The bottom line is that it's useful in a couple instances.
One is if you're looking at a guy who averages like 20-30 minutes and want to speculate what kind of stats he could put up more minutes and a more pronounced role. Boston tends to have a pretty balanced roster. We were overloaded with mediocre big men. I don't think it was accurate to suggest Jared Sullinger was significantly better than Kelly Olynyk just because Sullinger averaged 13 points and 8 rebounds while Olynyk was averaging 10 points and 4 rebounds. If Sully was averaging 27 minutes while Olynyk averaged 20 minutes, it's fair to even out both of their minutes to make a comparison. 36 minutes is the standardized number available to us. So if you average them both out to 36, you'd see those guys were basically dead even statistically.
The other is to temper enthusiasm about a player putting up huge stats with huge minutes. Jimmy Butler lead the entire league in minutes during his break-out. Some people here had the audacity to call him a Superstar and pointed to his big stats in comparison to guys like Crowder and Bradley as proof. Consider the fact he had more minutes than any player in the league that year. More minutes = more stats. The same issue was present when a guy like Rondo averaged 43 minutes in the playoffs. 43 minutes is obscene. It shouldn't be a surprise that he put up 25% less stats when getting 25% less minutes. If you looked at Rondo's per-minute production during that playoff run, it was basically the same as any other game.
You add in the fact that it was developed at a time when players used to all play 36 minutes if they were a star or good starter and it makes it even more confusing (although everyone here is claiming they would NEVER do that).
I don't think the number 36 matters.

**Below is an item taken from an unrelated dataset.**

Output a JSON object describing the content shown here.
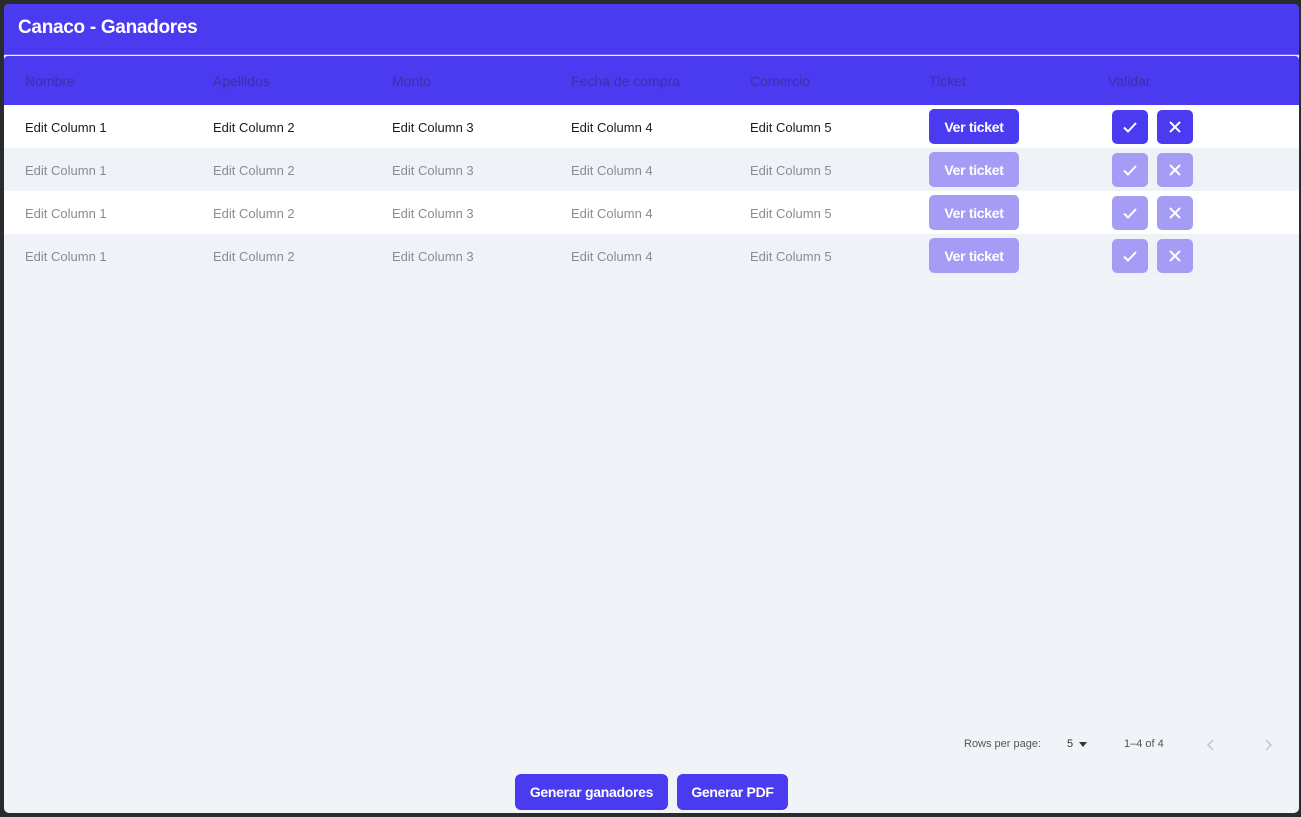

I think that's a weird thing to focus on. It's just a standardized minute number. It would serve the exact same purpose if I said, "Rajon Rondo's stats were inflated because he played 43 minutes per game... average out those minutes to 20, and it's roughly the same stats he put up per 20 minutes any other season". It would have the exact same purpose if I said, "Average both Sullinger and Olynyk's minutes to 20 per game, and they put up nearly identical stats". It would serve the exact same purpose if I said, "Average Butler and Crowder's minutes down to 20, their production isn't THAT much different"...
Sites like basketball-reference just have per-36 easily available. They also have Per 100 possessions ... so we could use that instead to compare players and it would serve roughly the same purpose.
Start a petition to change Per-36 to Per-25 or something if it makes you feel better. There were only about 10 guys in the league who actually averaged around 36 minutes last season: Harden, Lowry, Butler, Caldwell-Pope, Hayward, Wall, Middleton, Derozan, Durant, Marcus Morris and Lillard.
The idea is... if we took a guy who is averaging 25 and boosted his minutes to 36, would he put up comparable stats?
Alternatively, the idea is...
14.5 points, 3.7 rebounds, 1.8 assists and 1.4 steals
vs
14.9 points, 3.8 rebounds, 1.4 assists, 1.1 steals
The top is what Kentavious Caldwell-Pope put up last season in 36.7 minutes per game.
The bottom is what Avery Bradley put up in 2014 in 30.9 minutes per game. Would Avery had exceeded Pope's stats with an extra 6 minutes per game? Sure. Would Pope have put up less stats if he hadn't averaged the 3rd highest minutes in the league? Definitely.
Now look at this:
15.2 points, 3.7 assists, 2.4 rebounds, 1 steal.
That's what Isaiah Thomas put up in 25.7 minutes per game on the Suns. That's a full 11 minutes less what Caldwell-Pope got last year. Shouldn't we consider minutes when looking at these stat lines? Wouldn't it stand to reason that Isaiah Thomas would put up better stats than that with more than 25.7 minutes? Yup.